Deprem öldürmez, yağma öldürür!

Tarikat destekli, yağmacı, rüşvetçi, yalancı, talancı, sömürücü, cahil, feodal, (dindar değil) dinci kültür, Türkiye'yi teslim alırsa ne olur

Siyaset, artık ülkeye hizmet için değil, ülkeyi soymak için yapılır.

Politikacılar artık sorun çözmez, sorun üretir.

Ne hukuk kalır ne laiklik ne Anayasa kalır ne Anayasa Mahkemesi.

Ne bağımsız yargı kalır ne adalet.

Toplumda hiçbir değer, hiçbir kural kalmaz.

Sorunlar şiddet yoluyla, hatta cinayetle çözülmek istenir.
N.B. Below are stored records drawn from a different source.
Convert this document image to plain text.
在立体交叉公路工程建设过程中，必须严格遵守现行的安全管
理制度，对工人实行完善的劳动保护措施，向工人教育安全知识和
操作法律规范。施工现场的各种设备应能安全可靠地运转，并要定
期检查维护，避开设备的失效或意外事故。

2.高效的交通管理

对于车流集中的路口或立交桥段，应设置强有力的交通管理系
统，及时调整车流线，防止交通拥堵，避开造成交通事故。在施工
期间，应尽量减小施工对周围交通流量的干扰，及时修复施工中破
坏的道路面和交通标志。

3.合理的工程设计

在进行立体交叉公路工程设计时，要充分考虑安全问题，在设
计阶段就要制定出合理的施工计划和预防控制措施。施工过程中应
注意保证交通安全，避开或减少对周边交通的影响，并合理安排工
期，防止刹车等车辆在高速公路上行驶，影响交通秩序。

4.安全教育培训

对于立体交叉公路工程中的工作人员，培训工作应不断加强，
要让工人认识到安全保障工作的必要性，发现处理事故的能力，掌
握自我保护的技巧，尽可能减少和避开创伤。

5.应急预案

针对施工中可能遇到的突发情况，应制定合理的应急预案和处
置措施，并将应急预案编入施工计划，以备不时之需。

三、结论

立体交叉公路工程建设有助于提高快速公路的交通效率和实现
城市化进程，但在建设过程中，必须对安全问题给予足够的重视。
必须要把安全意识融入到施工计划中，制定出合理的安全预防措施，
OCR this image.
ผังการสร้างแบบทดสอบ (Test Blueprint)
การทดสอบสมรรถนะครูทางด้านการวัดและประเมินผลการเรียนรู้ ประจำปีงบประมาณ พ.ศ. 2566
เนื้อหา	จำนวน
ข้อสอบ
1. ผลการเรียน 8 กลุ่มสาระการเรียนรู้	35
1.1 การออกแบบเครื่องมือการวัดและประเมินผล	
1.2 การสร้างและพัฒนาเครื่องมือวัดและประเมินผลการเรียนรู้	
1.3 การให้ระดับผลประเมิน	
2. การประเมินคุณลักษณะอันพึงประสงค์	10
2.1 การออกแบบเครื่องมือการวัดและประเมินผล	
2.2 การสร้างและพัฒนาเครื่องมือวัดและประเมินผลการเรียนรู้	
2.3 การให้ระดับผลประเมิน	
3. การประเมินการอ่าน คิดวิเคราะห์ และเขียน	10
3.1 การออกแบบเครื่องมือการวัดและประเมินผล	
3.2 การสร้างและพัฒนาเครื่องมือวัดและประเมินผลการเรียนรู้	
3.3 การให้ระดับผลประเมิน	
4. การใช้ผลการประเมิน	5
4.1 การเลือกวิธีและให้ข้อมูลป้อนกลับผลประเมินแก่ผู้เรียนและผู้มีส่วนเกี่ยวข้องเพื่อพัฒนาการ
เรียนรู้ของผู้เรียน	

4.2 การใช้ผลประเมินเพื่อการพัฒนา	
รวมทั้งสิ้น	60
Kentlerde, özellikle de büyük kentlerde yaşamak olanaksızlaşır.

Ne can güvenliği kalır ne mal güvenliği.

Ne arkeolojik sit kalır ne doğal sit ne kentsel sit.

Ülkenin toprak altı ve toprak üstü, bütün zenginlikleri yağmalanır ve yok edilir.

Ulusal bütünlük ve vatandaşlık yok olur.

Topluma, hemşericilik, cemaatçilik, kabilecilik, aşiretçilik, mezhepçilik, tarikatçılık, sözün kısası kimlikçilik istismarı üzerinden bölücülük egemen olur.

Okul sistemi, örgün ve yaygın bilimsel eğitim çöker.

Sistem, çağdaş ve bilinçli yurttaş yerine, fanatik dogmatikler ve cahil fırsatçılar üretir.

Ne tahsilin önemi kalır ne terbiyenin.

Yağmacılık, rüşvetçilik, dolandırıcılık, köşe dönücülük, çetecilik, tetikçilik egemen olur.

Aydınlar, profesyonel meslek sahipleri, bilgili ve ahlaklı olanlar küçümsenir.

Atatürkçü, Cumhuriyetçi, Laik ve Demokrat aydınlar, emekçiler, solcu gençler tetikçilere kurban edilir, öldürülür.

Ülkenin kısa ve uzun dönemli çıkarları artık görülmez olur.

Bireysel ve oligarşik çıkarlar ön plana çıkar.

Toplumsal ve ulusal özgüven biter.

Yabancı hayranlığı, dışarıdan yönetilme ve kurtarılma arzusu gelişir.